Edited: yes, I copied and pasted this onto another sub. I’m looking to get more responses.
can’t seem, I don’t really want to do this anymore. Like I want to break the mold, the routine. I’m not sure how to continue. I know that I shouldn’t give up and to keep going. but I seem to keep getting into dead ends and I see no changes. I guess this is more so a rant/vent. I don’t really want to work at my job but I know I can’t exactly leave without having another one lined up. But I don’t seem to have another one lined up.
-I don’t like my job, I don’t really want to work there anymore. It’s honestly gotten worse like I dread coming in each morning. I can’t seem to get along or tolerate at least four of the people in my department. I mean I’m not one to talk and cause problems. I’m mostly a quiet worker but from being around them makes me like them less and less.
-It seems we’re currently understaffed at out store. This one individual who works behind the counter leaves around noon. Often times it’s quite literally me helping behind the counter. Most of the night shift people come in between around noon and 4 pm sometimes 3 pm.
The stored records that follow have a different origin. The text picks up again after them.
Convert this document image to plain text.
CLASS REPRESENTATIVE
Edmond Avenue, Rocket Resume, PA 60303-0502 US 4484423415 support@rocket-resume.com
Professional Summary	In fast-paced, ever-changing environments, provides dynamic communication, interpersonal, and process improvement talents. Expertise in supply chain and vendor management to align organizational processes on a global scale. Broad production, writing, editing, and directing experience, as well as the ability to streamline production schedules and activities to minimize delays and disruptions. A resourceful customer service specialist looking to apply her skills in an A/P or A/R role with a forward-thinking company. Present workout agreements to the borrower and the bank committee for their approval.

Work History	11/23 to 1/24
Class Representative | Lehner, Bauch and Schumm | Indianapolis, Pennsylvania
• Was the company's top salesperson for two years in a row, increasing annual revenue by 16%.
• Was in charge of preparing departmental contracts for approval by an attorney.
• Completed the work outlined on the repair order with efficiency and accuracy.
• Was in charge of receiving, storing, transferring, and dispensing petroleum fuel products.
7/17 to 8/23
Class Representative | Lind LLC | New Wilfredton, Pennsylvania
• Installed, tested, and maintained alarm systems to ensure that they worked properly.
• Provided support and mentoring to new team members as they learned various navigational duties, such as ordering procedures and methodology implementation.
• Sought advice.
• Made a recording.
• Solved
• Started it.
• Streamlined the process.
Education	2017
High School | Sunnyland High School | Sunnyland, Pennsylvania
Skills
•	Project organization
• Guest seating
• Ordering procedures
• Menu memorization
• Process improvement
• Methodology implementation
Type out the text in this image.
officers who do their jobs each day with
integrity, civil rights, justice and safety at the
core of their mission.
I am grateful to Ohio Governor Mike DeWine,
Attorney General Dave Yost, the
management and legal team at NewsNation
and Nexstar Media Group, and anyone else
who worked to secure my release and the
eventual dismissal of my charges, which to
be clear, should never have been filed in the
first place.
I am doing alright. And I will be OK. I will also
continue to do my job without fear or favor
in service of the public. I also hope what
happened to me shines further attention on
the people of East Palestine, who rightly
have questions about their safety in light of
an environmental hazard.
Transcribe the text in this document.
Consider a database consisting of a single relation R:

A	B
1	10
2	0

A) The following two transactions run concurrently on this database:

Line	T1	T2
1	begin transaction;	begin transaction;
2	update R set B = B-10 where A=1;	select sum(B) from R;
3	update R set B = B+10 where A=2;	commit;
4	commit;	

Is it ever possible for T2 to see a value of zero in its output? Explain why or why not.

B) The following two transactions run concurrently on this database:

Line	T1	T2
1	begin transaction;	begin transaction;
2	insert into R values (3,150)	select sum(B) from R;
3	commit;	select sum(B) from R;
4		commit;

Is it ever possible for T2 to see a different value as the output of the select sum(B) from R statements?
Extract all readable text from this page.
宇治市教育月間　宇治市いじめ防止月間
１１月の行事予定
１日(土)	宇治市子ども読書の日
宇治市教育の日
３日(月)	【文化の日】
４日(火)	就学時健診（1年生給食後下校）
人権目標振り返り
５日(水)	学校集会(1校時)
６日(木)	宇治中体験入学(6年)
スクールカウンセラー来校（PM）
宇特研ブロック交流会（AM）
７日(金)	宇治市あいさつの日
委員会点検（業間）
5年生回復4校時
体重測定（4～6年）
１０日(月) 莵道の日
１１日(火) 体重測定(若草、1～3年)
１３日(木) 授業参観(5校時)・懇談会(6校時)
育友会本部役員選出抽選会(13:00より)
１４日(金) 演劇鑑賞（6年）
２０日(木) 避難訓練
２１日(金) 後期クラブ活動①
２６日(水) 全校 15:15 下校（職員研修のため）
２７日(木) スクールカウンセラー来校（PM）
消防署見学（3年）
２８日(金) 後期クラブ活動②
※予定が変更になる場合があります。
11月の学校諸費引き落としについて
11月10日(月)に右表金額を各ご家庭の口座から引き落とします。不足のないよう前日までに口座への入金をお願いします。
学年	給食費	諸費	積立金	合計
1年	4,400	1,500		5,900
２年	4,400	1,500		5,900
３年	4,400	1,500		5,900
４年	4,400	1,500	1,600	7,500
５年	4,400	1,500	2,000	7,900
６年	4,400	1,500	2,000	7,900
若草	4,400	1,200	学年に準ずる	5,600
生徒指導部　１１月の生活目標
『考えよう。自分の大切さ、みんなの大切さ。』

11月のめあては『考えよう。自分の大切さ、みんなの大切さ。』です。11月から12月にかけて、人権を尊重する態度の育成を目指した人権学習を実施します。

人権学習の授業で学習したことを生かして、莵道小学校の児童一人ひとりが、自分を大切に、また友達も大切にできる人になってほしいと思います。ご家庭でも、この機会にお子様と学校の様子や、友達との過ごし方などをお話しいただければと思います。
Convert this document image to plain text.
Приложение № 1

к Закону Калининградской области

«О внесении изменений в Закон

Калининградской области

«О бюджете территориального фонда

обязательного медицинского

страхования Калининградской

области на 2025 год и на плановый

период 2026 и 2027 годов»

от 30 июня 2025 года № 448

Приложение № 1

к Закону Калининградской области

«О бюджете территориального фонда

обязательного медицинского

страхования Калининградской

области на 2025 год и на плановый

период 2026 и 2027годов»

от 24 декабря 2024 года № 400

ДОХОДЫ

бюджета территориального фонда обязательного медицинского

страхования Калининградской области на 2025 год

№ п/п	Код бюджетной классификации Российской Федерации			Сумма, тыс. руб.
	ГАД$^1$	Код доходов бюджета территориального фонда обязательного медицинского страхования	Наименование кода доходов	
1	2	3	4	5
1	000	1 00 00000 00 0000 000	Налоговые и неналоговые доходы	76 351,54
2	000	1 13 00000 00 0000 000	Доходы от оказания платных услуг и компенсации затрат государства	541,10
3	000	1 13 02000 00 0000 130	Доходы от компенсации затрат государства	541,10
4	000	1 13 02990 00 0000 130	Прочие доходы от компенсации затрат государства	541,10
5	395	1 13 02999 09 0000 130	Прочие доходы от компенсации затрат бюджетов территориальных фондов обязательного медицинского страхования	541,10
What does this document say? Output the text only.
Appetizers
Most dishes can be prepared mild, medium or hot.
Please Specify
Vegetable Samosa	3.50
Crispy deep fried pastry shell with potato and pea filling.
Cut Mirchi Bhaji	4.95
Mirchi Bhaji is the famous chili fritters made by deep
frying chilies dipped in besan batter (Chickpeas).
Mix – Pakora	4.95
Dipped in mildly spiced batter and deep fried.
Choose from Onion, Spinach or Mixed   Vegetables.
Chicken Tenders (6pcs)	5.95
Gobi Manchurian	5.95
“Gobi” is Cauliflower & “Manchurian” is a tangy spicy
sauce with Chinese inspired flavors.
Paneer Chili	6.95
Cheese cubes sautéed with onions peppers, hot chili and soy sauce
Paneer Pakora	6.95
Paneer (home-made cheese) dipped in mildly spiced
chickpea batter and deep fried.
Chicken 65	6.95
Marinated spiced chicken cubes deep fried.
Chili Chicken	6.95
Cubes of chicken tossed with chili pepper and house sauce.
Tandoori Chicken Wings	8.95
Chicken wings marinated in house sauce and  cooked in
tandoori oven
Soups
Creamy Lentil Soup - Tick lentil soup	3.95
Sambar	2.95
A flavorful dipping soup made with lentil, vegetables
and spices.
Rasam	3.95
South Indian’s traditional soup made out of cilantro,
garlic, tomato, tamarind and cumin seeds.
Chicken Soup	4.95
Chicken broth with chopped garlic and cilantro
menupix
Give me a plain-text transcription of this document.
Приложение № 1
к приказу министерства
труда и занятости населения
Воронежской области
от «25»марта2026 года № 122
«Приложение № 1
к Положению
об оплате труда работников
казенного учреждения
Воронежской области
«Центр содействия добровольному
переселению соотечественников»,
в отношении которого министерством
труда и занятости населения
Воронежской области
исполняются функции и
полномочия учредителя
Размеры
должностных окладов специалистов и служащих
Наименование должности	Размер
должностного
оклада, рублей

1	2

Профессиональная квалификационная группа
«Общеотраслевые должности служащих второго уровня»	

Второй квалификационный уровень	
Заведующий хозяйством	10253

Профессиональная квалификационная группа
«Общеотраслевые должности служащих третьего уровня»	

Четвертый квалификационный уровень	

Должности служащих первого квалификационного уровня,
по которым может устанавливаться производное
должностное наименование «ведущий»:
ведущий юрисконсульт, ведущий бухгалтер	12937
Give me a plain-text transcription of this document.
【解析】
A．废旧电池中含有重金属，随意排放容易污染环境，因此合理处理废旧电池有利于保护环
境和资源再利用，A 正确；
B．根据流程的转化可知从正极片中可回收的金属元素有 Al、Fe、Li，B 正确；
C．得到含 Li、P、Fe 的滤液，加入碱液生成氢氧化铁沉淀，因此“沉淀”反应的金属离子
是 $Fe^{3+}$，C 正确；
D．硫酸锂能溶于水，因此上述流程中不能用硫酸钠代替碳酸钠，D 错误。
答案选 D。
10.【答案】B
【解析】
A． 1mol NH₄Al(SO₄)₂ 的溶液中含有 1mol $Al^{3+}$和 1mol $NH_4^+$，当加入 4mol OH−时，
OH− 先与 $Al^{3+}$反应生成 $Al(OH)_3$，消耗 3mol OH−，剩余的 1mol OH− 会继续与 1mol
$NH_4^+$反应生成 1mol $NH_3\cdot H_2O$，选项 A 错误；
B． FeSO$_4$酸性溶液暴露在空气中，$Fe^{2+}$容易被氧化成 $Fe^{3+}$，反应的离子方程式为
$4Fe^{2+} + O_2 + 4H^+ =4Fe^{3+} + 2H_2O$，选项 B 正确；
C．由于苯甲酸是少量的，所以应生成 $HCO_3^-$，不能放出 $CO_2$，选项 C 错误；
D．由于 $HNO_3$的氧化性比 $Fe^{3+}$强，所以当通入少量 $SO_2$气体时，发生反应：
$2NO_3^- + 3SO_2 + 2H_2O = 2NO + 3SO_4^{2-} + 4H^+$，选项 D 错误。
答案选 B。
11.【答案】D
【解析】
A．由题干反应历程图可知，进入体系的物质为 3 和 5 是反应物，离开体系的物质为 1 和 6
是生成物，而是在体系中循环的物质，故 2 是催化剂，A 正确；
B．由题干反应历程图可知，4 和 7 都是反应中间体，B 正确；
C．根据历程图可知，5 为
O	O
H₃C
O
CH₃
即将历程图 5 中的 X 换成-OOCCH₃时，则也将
-I want to put in my 2 weeks and leave. I’ve since updated my resume and have been applying to other places. Most of them mainly view my application while very few decline. My current job is walking distance and offers decent benefits. I know or well I have the feeling that it’s a they don’t want but need me situation. I wear a different uniform than the rest of the store. It’s minimum wage and doesn’t seem to pay well.
-I would like to move up the social ladder. I want a job that offers more in terms of job security, salary. I also want to be able to live independently without or very little help from relatives.